Datacast

Episode 73: Datasets for Software 2.0 with Taivo Pungas

Episode Summary

Taivo Pungas is a tech entrepreneur working on a stealth-mode startup. Previously, he built the AI team at Veriff from scratch to 20+ people and contributed to various ML/data roles at Starship and other Estonian startups. On the side, he advises startups and writes a blog at taivo.ai.

Episode Notes

Timestamps

(01:30) Taivo shared briefly about his experience going through the Estonian K-12 system, as argued in his blog post written in Estonian.
(05:34) Taivo described his undergraduate experience studying Computer Science at the University of Tartu and exposing to Machine Learning.
(08:15) Taivo discussed his time interning at Skype and TransferWise.
(10:01) Taivo went over his Master's Degree in Computer Science at ETH Zurich, where he worked on a thesis called "Uncertainty-based active imitation learning" at the Learning and Adaptive Systems Group.
(17:17) Taivo talked about his time working at Starship Technologies as a Perception Engineer.
(21:26) Taivo unpacked the Data Specification Manifesto that entails 3 principles for iteratively solving complex problems.
(27:21) Taivo unpacked "The Two Loops Of Building Algorithmic Products" from his experience at Veriff - an Estonian startup that develops an identity verification platform.
(32:11) Taivo discussed how his team at Veriff developed automation-heavy products.
(36:45) Taivo shared lessons learned as a Product Manager at Veriff: leading the go-to-market strategy, establishing communication between the product and sales division, and building a unique DataOps team that creates good datasets.
(44:31) Taivo described the key characteristics and properties of a tool that can address the whole data annotation workflow (Read his article "Data Loops Are The Bottleneck In Applied AI").
(49:33) Taivo predicted the evolution of the DataOps discipline for AI teams in the upcoming years (Read his article "Your AI Team Needs DataOps").
(54:01) Taivo untangled the relationship between sampling and labeling, and their importance in the AI development process (Read his article "Datasets Carve The Terrain of AI").
(56:36) Taivo talked about the tools that he's most excited about during the transition to Software 2.0.
(01:00:04) Taivo shared his journey thus far as the founder of a stealth startup.
(01:06:21) Taivo revealed insider insights about the #EstonianMafia startup ecosystem.
(01:09:36) Taivo shared the productivity tips that have been most useful to his personal/professional growth.
(01:14:10) Closing segment.

Taivo's Contact

Mentioned Content

Blog Posts

Data Specification Manifesto
"Building Automation-Heavy Products" (April 2019)
"Data Loops Are The Bottleneck In Applied AI" (June 2019)
"Your AI Team Needs DataOps" (July 2020)
"Datasets Carve The Terrain of AI" (Nov 2020)

Talks

"The Two Loops Of Building Algorithmic Products" (April 2019)
"How To Build Your AI Startup" (June 2020)
"Datasets: The Source Code of Software 2.0" (Nov 2020)

People

Andrej Karpathy (The Senior Director of AI at Tesla, who coined the term Software 2.0)
Mike Bostock (The Creator of D3.js)

Book

"Surely You're Joking, Mr. Feynman" (by Richard Feynman)

About the show

Datacast features long-form, in-depth conversations with practitioners and researchers in the data community to walk through their professional journeys and unpack the lessons learned along the way. I invite guests coming from a wide range of career paths — from scientists and analysts to founders and investors — to analyze the case for using data in the real world and extract their mental models (“the WHY and the HOW”) behind their pursuits. Hopefully, these conversations can serve as valuable tools for early-stage data professionals as they navigate their own careers in the exciting data universe.

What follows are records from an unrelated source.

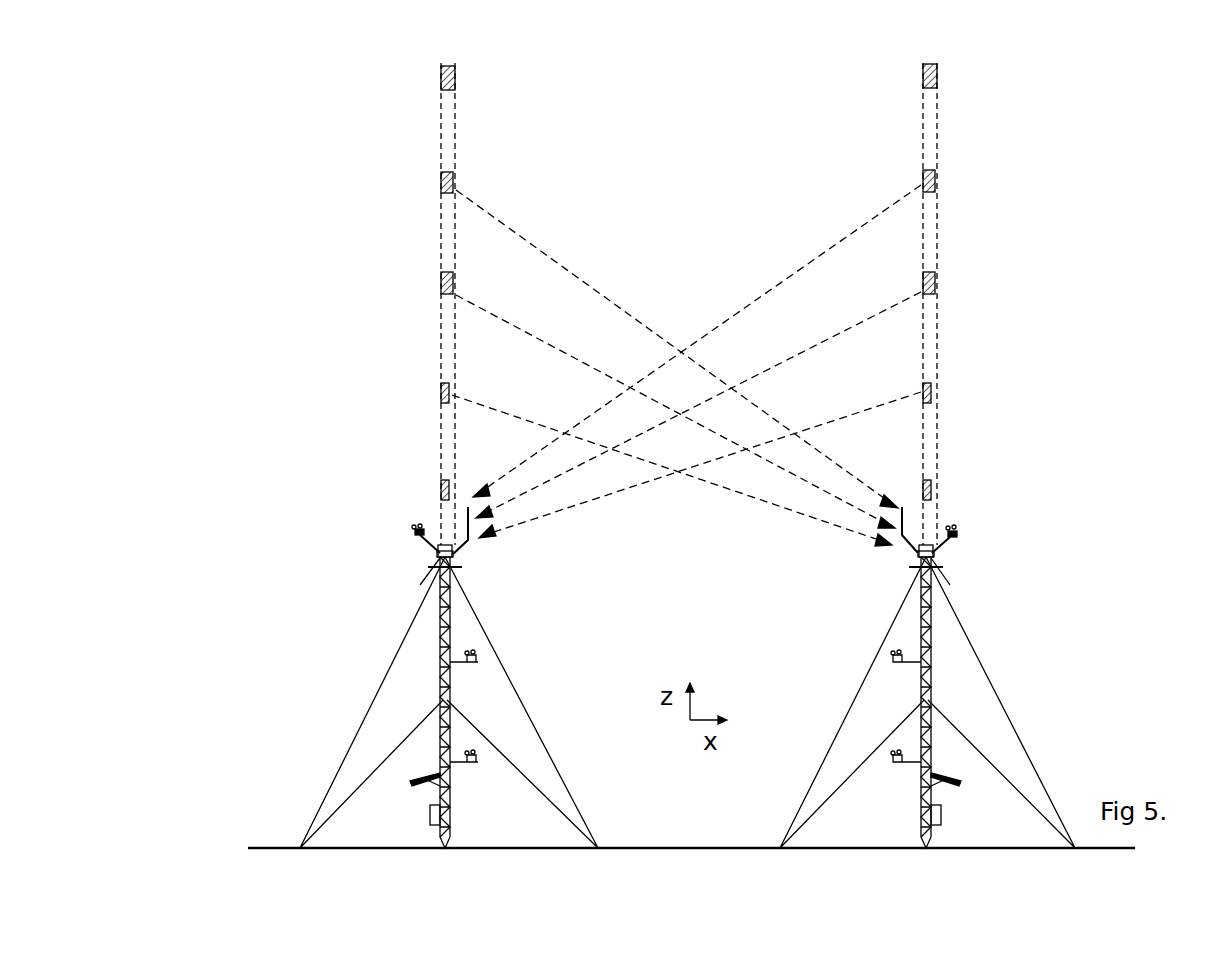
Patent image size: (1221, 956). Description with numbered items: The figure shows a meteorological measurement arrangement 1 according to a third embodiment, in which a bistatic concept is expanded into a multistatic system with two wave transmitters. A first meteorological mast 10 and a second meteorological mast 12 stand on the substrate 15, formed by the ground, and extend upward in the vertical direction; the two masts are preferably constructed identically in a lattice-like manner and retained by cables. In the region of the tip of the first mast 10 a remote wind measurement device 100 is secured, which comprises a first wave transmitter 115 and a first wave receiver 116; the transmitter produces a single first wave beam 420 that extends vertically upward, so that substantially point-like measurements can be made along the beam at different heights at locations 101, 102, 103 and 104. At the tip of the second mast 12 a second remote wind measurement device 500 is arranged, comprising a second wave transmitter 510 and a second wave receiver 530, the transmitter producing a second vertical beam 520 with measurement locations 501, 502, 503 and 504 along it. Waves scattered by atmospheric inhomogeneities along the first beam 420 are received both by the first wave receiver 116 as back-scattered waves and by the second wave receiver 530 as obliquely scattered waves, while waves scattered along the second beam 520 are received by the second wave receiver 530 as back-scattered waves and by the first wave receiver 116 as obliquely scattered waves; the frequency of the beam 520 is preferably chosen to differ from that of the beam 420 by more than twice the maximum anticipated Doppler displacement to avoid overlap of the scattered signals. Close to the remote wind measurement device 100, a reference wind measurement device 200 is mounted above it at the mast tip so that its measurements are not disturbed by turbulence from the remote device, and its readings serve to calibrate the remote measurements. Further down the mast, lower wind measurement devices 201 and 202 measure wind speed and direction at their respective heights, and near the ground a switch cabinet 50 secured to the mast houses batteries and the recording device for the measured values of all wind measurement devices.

The meteorological measurement arrangement 1 is at (228, 617).
The first meteorological mast 10 is at (931, 688).
The second meteorological mast 12 is at (440, 686).
The substrate 15 is at (698, 847).
The switch cabinet 50 is at (941, 818).
The remote wind measurement device 100 is at (932, 556).
The measurement location 101 is at (933, 490).
The measurement location 102 is at (933, 394).
The measurement location 103 is at (934, 290).
The measurement location 104 is at (934, 190).
The first wave transmitter 115 is at (931, 558).
The first wave receiver 116 is at (931, 560).
The reference wind measurement device 200 is at (418, 531).
The lower wind measurement device 201 is at (893, 658).
The lower wind measurement device 202 is at (895, 759).
The first wave beam 420 is at (946, 126).
The second remote wind measurement device 500 is at (438, 556).
The measurement location 501 is at (441, 491).
The measurement location 502 is at (441, 394).
The measurement location 503 is at (441, 290).
The measurement location 504 is at (441, 190).
The second wave transmitter 510 is at (440, 559).
The second wave beam 520 is at (428, 129).
The second wave receiver 530 is at (441, 561).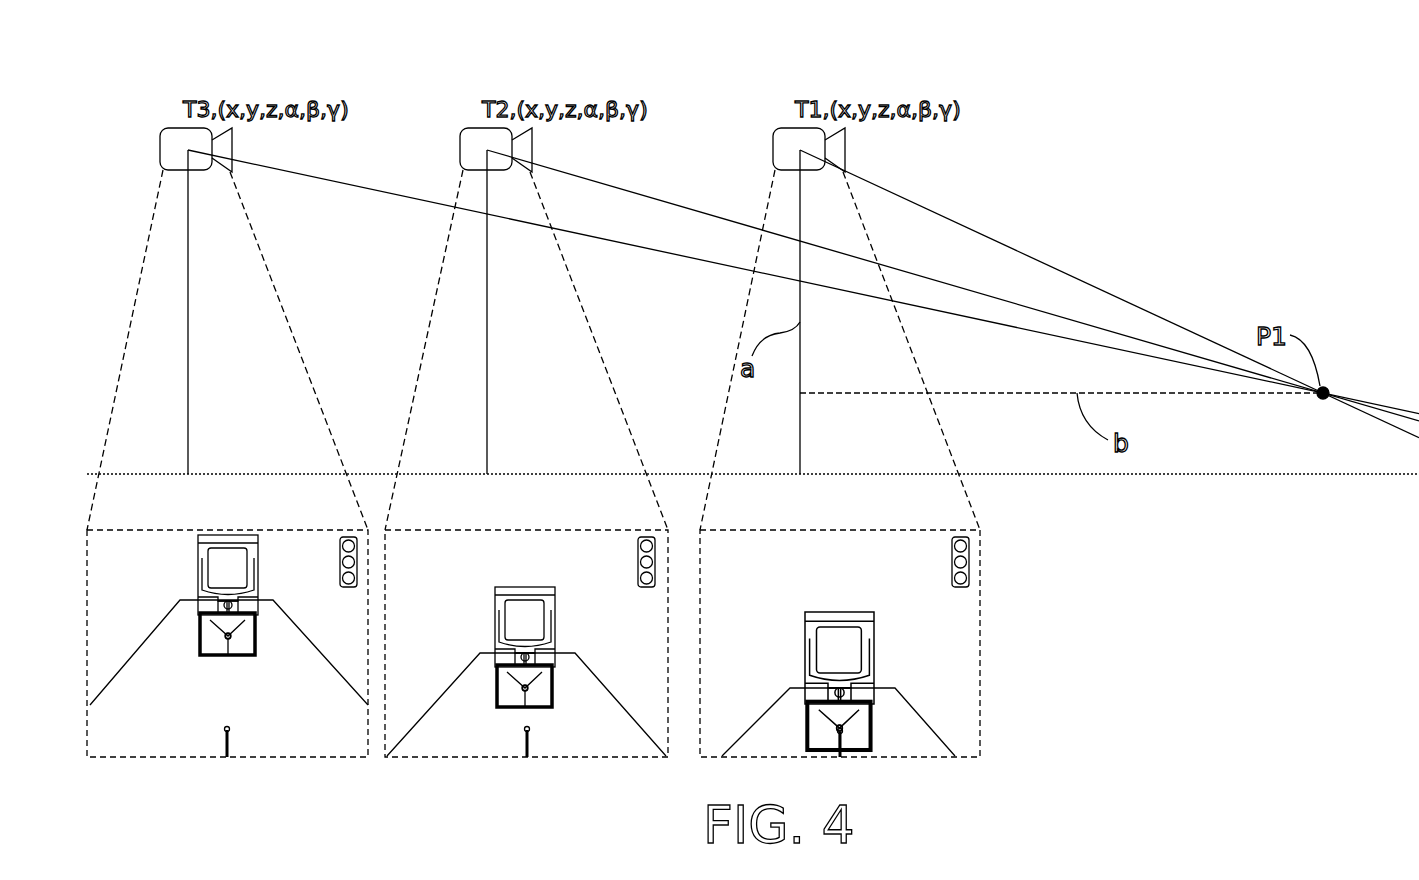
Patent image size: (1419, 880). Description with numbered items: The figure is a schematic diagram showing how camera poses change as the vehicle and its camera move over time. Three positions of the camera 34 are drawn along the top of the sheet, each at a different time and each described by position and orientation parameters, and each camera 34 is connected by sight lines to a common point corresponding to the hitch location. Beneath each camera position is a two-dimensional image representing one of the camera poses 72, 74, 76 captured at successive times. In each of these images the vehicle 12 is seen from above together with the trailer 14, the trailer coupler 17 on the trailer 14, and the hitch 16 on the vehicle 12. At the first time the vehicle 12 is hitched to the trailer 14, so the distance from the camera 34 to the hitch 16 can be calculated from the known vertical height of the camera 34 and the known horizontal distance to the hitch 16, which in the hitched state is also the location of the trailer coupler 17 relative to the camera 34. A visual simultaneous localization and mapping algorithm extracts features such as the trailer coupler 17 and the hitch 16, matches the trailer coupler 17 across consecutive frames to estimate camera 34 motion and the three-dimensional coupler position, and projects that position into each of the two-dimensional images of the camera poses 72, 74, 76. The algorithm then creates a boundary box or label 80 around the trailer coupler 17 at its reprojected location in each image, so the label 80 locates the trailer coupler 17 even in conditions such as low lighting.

The camera 34 is at (185, 138).
The trailer 14 is at (198, 570).
The vehicle 12 is at (340, 562).
The boundary box or label 80 is at (200, 655).
The trailer coupler 17 is at (228, 655).
The hitch 16 is at (225, 730).
The camera pose 72 is at (290, 758).
The camera pose 74 is at (583, 758).
The camera pose 76 is at (933, 758).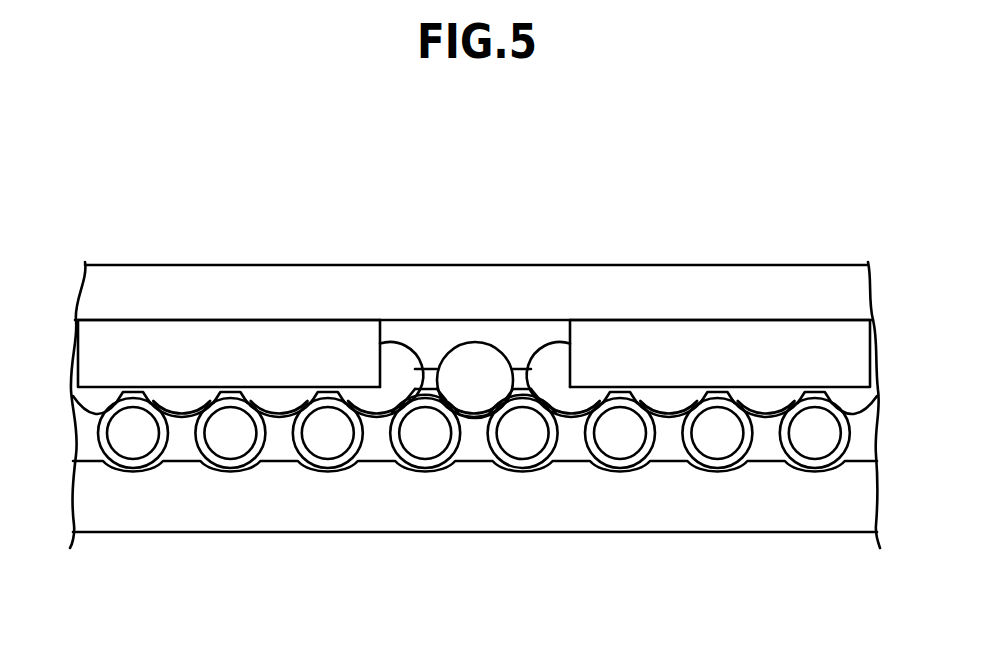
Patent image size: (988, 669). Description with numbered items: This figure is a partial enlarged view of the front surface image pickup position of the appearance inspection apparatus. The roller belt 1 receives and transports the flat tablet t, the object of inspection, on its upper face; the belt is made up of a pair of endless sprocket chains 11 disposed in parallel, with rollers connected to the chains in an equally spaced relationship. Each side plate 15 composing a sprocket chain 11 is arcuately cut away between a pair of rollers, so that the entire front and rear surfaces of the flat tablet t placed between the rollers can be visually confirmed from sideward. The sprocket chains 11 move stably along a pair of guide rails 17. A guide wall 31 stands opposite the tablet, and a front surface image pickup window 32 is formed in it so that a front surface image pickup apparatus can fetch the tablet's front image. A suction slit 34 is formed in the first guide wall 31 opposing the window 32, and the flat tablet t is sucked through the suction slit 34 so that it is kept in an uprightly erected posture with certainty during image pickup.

The roller belt 1 is at (475, 452).
The endless sprocket chain 11 is at (202, 482).
The side plate 15 is at (382, 443).
The guide rail 17 is at (595, 500).
The guide wall 31 is at (405, 330).
The front surface image pickup window 32 is at (570, 330).
The suction slit 34 is at (475, 301).
The flat tablet t is at (467, 343).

Datacast is produced and edited by James Le. Get in touch with feedback or guest suggestions by emailing khanhle.1013@gmail.com.

Subscribe by searching for Datacast wherever you get podcasts or click one of the links below:

If you’re new, see the podcast homepage for the most recent episodes to listen to, or browse the full guest list.

Episode Transcription

Key Takeaways

Here are highlights from my conversation with Taivo:

On The Estonian K-12 System

I went to some of the top schools in Estonia for both middle and high school, but I felt pretty bored for some reason. The pace was either too slow or too fast, which meant that I wasn’t engaged and instead spent time misbehaving/disturbing other students. I think the problem, to a large extent, was the format of the school — where classes are lectures. You might as well have a 45-minute video playing to the students and maybe a small number of interactions, but it’s been thoroughly shown that a lecture is not a great way to teach (especially if the students are passively listening). To learn effectively, you have to do a lot of work to understand the materials. For me, I always found it much easier to do it individually.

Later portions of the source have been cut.